Calhoun da ulusları çoğunlukla verili olarak düşünmeye eğilimli olduğumuzu belirtir. Kafamızda, bazılarının doğal yurtlarının dışında yaşadığını bilmemize rağmen, her biri kendi kültürel kimliğine ve kendi ülkesine sahip, farklı halklara bölünmüş bir dünya imgesi vardır. Seyahatler bu imgeyi pekiştirir; pasaport gösterir, göç kontrol noktalarından geçer, gümrük harcı öder ve milliyetimizi soran formlar doldururuz. Evimizde otururken bile, zihnimizdeki dünya haritasının temelini uluslar oluşturur. Bununla birlikte yerküre, bugünkü dünya haritalarında görmeye alıştığımız gibi, her ülkenin farklı bir renge boyandığı kırkyamalı bir bohça değildi. Ülkelerin keskin sınırlarının olduğu, kuşbakışı haritaların çizilmesi, modern bir uygulamadır.

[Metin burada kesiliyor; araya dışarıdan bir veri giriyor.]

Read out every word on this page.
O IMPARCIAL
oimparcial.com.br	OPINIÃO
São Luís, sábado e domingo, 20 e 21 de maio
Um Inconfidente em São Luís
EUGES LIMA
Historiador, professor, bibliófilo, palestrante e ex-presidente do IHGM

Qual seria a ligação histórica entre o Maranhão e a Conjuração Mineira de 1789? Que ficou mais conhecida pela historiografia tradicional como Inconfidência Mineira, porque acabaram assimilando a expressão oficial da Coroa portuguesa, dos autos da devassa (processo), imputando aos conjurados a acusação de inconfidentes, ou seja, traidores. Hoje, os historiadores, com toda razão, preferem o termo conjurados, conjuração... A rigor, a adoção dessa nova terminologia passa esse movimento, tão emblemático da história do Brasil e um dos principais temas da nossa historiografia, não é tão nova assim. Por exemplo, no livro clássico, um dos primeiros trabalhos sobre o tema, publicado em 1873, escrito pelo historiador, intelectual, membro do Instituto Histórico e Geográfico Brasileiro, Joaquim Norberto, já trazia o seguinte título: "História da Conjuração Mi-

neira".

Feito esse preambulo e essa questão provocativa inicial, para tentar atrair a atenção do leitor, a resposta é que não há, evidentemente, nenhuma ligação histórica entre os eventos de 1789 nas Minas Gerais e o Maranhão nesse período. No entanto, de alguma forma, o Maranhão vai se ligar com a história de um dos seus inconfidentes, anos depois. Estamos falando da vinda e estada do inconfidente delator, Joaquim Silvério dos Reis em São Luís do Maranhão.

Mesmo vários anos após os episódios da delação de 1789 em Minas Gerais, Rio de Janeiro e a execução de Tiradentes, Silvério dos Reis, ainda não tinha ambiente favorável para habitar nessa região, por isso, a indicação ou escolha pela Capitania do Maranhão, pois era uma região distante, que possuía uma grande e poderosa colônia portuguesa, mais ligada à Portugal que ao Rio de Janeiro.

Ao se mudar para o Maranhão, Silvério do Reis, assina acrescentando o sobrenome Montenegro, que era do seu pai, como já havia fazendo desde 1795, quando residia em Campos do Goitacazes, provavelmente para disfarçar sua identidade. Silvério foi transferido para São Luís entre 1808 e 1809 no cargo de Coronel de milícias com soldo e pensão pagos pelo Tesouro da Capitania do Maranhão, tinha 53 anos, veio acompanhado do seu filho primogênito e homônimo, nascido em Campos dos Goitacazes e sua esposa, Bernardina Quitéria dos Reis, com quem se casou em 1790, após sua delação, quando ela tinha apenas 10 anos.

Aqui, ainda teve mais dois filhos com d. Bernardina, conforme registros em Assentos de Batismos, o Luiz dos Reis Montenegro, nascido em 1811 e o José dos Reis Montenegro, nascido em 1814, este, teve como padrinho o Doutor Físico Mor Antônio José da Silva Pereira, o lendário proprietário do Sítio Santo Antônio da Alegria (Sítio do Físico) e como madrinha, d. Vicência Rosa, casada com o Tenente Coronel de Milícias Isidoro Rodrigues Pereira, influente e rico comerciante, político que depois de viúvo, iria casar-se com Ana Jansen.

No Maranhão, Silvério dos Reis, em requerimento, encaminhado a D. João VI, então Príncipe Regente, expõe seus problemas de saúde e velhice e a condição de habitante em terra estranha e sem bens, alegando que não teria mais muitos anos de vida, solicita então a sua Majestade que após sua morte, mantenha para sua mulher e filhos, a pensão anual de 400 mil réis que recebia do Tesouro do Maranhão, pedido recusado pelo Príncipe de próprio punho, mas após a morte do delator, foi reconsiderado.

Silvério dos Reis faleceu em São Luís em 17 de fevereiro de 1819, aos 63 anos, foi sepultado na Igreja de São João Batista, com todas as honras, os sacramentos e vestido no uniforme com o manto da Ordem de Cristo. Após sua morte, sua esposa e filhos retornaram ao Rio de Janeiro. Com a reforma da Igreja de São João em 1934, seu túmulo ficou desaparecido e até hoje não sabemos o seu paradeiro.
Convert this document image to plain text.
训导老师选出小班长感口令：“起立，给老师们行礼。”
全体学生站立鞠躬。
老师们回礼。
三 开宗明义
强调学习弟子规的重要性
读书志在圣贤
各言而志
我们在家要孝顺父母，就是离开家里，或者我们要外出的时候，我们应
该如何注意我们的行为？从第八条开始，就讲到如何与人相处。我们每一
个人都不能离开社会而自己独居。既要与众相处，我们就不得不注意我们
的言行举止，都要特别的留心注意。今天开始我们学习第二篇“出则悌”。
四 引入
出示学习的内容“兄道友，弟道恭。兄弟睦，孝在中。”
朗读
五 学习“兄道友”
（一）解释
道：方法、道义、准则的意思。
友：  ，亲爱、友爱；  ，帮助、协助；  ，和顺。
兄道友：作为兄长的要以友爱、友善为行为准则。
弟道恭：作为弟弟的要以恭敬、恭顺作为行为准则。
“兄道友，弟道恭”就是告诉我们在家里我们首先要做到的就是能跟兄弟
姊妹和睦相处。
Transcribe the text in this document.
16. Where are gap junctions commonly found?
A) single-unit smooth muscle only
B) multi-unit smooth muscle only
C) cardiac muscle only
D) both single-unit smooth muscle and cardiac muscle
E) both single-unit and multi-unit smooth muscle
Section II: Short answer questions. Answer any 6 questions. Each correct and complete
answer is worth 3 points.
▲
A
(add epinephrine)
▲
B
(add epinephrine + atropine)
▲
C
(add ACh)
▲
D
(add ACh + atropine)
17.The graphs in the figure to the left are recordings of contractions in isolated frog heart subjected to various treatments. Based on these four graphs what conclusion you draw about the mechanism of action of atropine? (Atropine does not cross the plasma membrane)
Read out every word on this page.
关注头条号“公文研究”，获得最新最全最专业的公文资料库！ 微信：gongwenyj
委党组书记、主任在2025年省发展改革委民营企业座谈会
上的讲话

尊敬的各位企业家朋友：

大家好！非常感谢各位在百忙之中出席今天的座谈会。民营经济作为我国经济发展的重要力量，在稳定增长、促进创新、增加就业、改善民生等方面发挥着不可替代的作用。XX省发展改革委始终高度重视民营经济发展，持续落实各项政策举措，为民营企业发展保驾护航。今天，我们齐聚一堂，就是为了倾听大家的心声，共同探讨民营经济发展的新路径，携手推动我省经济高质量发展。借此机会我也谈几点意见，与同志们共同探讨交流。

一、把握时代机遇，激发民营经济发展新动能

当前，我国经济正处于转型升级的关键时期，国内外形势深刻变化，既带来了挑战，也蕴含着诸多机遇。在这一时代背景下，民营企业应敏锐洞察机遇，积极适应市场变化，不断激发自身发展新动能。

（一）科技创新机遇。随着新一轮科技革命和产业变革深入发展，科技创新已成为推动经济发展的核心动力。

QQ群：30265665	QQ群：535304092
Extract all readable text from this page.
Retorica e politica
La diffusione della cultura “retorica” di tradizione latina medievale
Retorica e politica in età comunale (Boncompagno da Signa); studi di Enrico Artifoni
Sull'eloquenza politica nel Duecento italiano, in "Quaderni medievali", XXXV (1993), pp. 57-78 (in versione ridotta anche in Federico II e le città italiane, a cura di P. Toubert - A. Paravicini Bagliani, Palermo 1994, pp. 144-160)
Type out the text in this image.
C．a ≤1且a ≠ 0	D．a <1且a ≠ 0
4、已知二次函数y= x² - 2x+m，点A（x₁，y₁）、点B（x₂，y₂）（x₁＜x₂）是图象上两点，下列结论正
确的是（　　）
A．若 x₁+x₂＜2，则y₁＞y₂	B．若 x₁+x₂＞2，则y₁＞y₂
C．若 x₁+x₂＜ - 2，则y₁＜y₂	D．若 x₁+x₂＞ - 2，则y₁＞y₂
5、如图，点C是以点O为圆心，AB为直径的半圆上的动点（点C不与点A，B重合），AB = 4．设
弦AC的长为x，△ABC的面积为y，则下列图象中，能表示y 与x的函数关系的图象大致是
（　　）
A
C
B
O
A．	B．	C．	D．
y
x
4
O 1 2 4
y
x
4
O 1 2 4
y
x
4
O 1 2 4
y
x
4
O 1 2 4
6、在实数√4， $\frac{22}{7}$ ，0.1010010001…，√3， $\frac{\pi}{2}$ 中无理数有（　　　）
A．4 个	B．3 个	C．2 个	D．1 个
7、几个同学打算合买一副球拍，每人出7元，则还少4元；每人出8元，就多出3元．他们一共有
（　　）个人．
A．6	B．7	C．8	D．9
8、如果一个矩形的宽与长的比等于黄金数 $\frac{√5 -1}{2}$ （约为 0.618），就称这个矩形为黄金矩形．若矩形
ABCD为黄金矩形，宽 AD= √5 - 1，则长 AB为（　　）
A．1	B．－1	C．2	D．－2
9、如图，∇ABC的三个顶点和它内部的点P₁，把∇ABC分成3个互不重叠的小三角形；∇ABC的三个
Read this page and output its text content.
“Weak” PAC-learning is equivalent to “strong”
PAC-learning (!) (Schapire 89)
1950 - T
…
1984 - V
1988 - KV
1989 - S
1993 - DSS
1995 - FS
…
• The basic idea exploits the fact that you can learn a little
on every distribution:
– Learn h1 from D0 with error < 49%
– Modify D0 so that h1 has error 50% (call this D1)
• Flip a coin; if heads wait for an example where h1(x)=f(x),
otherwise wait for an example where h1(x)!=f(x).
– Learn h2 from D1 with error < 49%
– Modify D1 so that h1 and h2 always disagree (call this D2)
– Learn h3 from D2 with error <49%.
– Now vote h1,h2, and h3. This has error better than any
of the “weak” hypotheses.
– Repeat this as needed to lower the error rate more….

17. ve özellikle de 18. yüzyıllardaki haritalar, dünyayı çoğunlukla muğlâk hatlar yerine gayet kesin sınırlarla düzgün bir biçimde bölünmüş toprak parçaları halinde gösteriyordu. Bu, yalnızca Aydınlanma çağının açıklık tutkusunu değil, dünyanın git gide daha çok Avrupa sömürgesine bölünmesiyle birlikte sınır kontrollerinin ve

112

devriyelerinin başlamasının da göstergesiydi. Bu dönüşümün temelinde, dünyanın, doğal olarak farklı ve her biri kendi devletiyle irtibatlı uluslara bölünmüş olduğu düşüncesi yatıyordu. Her şeyden önce giderek güçlenen Avrupa devletleri, siyasi ve askeri güçlerini arttırıp bu gücü, hem denetimleri altındaki toprakları birleştirmekte, hem de komşu ülkelere karşı sürekli bir hasımlık yaratmakta kullandılar.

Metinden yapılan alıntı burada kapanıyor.